HW12 DFT/Continuous Fourier Transform Relationship

Problem Statement

Use Matlab or Octave to show how the DFT is related to the actual Fourier Transform.

Solution

For those of you who recognize the squiggly codes of mathematical formulas, observe:

Here is the continuous Fourier Transform
${\displaystyle X(f)=\int _{-\infty }^{\infty }x(t)e^{-j2\pi ft}\,dt}$
Here is the Discrete Fourier Transform
${\displaystyle X(f)=\sum _{n=0}^{N-1}x(n)e^{\frac {-j2\pi nm}{N}}}$

In words, you may describe the Discrete Fourier Transform (DFT) as a "sampled"(see HW #8) Continuous Fourier Transform. The Discrete represents a finite amount of points on the continuous transform - enough so that you can reconstruct the signal to the correct amount of accuracy that you need, and prevent "aliasing"(see HW #11)

So why would you make a Discrete Fourier Transform? Why not just keep all the information you had in the first place with the continuous? Well, you could, you'd just need an infinite amount of memory on your computer to store the infinite amount of points on the continuous waveform. And that would leave no room for your precious Mp3's and movie files. You wouldn't want that, would you?

The Discrete Transform allows us to chop that bit ol' continuous ones into a bunch of ones and zeros that will fit on your computer along with your Vanilla Ice and Mariah Carey and Marilyn Manson Anthologies.
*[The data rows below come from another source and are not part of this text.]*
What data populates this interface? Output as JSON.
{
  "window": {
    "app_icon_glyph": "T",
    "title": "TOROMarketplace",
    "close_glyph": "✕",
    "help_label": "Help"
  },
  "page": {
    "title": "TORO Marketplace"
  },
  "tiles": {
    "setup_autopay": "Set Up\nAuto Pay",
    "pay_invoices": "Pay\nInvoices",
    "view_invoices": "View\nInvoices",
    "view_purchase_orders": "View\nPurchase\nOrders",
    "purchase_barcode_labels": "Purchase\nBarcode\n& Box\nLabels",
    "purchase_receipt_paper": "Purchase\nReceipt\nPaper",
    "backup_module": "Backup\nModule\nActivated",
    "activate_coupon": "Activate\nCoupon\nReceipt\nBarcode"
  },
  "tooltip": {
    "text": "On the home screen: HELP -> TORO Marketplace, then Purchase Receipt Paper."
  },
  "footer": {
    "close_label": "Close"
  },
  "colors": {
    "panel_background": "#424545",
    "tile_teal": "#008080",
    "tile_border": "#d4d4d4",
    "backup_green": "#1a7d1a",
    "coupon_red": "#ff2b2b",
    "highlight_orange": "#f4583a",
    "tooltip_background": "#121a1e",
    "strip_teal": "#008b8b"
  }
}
So what does this look like graphically? Well, basically, the Discrete is a bit less accurate on the frequencies it shows since by definition it is the sampled version of the continuous. So, if a simple sine wave is a particular frequency, it's continuous fourier transform (which, by definition, is a graph of the frequencies present in that wave) will spike at that particular frequency. The discrete frequency will also spike, but taper off a bit more gradually. Heres the what the DFT of a 1Hz Sine Wave looks like:

Heres the what the CFT of a 1Hz Sine Wave looks like, in comparison:

NOTE: The following Matlab script is not computatively correct - it was constructed to only get the graphs that pass visual inspection, not numerical inspection.

DFT;

clear;

T=.25;

t=(0:T:10);

N=length(t);

f = -1/(2*T):1/(N*T):1/(2*T)-1/(N*T);

x=(sin(2*pi*t));

y=abs(fft(x))

figure(1);

plot(f,y);

title(' DFT')

xlabel('frequency');

ylabel('magnitude)');

CFT;

clear;

T=.25;

t=(0:T:1000);

N=length(t);

f = -1/(2*T):1/(N*T):1/(2*T)-1/(N*T);

x=(sin(2*pi*t));

y=abs(fft(x))

figure(1);

plot(f,y);

title(' CFT')

xlabel('frequency');

ylabel('magnitude)');